24/11/2023

Questions éthiques pour des temps difficiles

Par Azmi Bishara
illustration article questions éthiques
Photo de Gayatri Malhotra sur Unsplash

Au-delà des conflits politiques et idéologiques, la sauvagerie de la guerre et des massacres inspire de nombreuses réflexions existentielles. A priori, on serait tenté de dire qu’il reste peu de place pour le débat moral, piégé entre l’extrême brutalité d’une agression plaçant la réalisation de ses objectifs au-dessus du bien et du mal – à tel point que tout, même l’impensable, est permis – et ces êtres ayant tout perdu s’accrochant à un semblant de survie au milieu de leurs morts. Le brouillage des frontières morales et la polarisation politique, et même identitaire, qui sévit, empêchent de discerner une quelconque morale. Néanmoins cet article – qui ne s’adresse ni aux criminels de guerre, ni à leurs victimes, qui ont d’autres soucis – se propose de déterminer et d’examiner les questions éthiques soulevées par la guerre menée par Israël contre la population palestinienne de la bande de Gaza. Je veux parler des dilemmes moraux auxquels l’humanité est confrontée en raison des atrocités commises et des mécanismes employés pour saper tout jugement moral de ces crimes.

Rappelons tout d’abord que la morale n’est pas le moteur de l’action humaine, ni en temps de guerre, ni en temps de paix, à moins qu’elle ne touche à la constitution affective et émotionnelle de l’homme, de sorte que faire le bien, refuser de mentir, lutter contre l’oppression et pour la justice, poussent véritablement l’homme à agir. Mais en général, l’action humaine est plutôt motivée par la volonté de se prémunir des atteintes physiques et psychologiques, le fait de ne plus pouvoir endurer certaines choses, ou alors la convoitise et la possessivité, le refus de l’humiliation et la défense de la dignité, le désir de reconnaissance et d’appréciation, l’obsession du contrôle, le désir de se libérer des contraintes, etc. Souvent, les valeurs morales individuelles et/ou sociales, restreignent, régulent, voire empêchent cette action, ou la justifient après qu’elle s’est produite.

Les valeurs se recoupent souvent avec les émotions humaines fondamentales. Prenez par exemple la dignité. Elle est liée à une forte aversion pour l’humiliation qui va parfois jusqu’à pousser les individus à se soulever, tout comme elle peut inspirer un sentiment de culpabilité et d’empathie face à l’humiliation d’autrui – si tant est que cette dignité soit une profonde valeur morale et ne se limite pas à de l’amour-propre.

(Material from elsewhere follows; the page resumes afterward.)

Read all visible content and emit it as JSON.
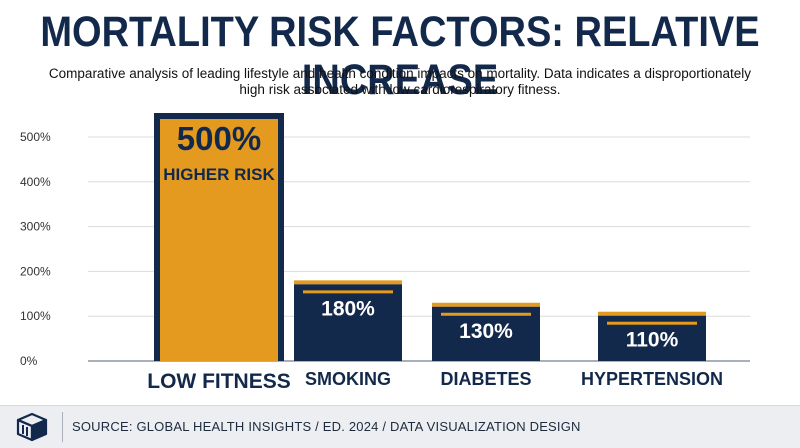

Cependant, même si leurs motivations ne sont pas morales, les actions humaines peuvent faire l’objet d’un jugement moral, selon des critères émanant soit d’une éthique individuelle, soit des valeurs morales prévalant dans la société. Ces jugements moraux sont une condition préalable à la formation et à l’existence de toute société. L’idée répandue selon laquelle les actions des États – à savoir les autorités dirigeantes et les institutions – ne sont en général pas motivées par la morale, mais par les intérêts, la volonté de dominer, etc., est rarement remise en cause. Toutefois, les gens ne jugent pas les politiques et les actions des États uniquement en fonction de leur aptitude à réaliser leurs intérêts et à se prémunir des préjudices, mais également au prisme de critères moraux. Sans cela, une civilisation ne mérite pas d’être considérée comme telle.

Contrairement à ce que l’on dit souvent, la première victime de la guerre n’est pas la vérité, mais la morale. Lorsque commencent les campagnes de propagande et de mensonges, la morale a déjà été mise de côté. On l’astreint au silence et l’on fait taire les voix qui s’élèvent en son nom. La frontière ténue entre la vie et la mort ne tolère pas son insistance. Mais nous, nous n’avons aucune excuse, nous nous devons d’invoquer la morale.

Azmi Bishara

Directeur général de l’ACRPS

Chercheur et écrivain, il a à son actif de nombreux ouvrages et articles sur la philosophie, la pensée politique et la théorie sociale. Après un doctorat en philosophie obtenu à l’université Humboldt de Berlin en 1986, il a occupé le poste de professeur de philosophie et d’histoire de la pensée politique à l’université de Bir Zeit, de 1986 à 1996. Il est l’un des fondateurs  de Muwatin, l’Institut palestinien pour l’étude de la démocratie,  et de Mada al-Carmel : centre arabe de recherche sociale appliquée. Azmi Bishara est le fondateur de l’Assemblée nationale démocratique (Balad), un parti arabo-palestinien à l’intérieur de la Ligne verte. Durant quatre législatures consécutives, de 1996 à 2007, il représente son parti en tant que membre élu à la Knesset. En 2007, contraint de quitter le pays, il s’installe au Qatar où il fonde le Arab Center for Research and Policy Studies (ACRPS) .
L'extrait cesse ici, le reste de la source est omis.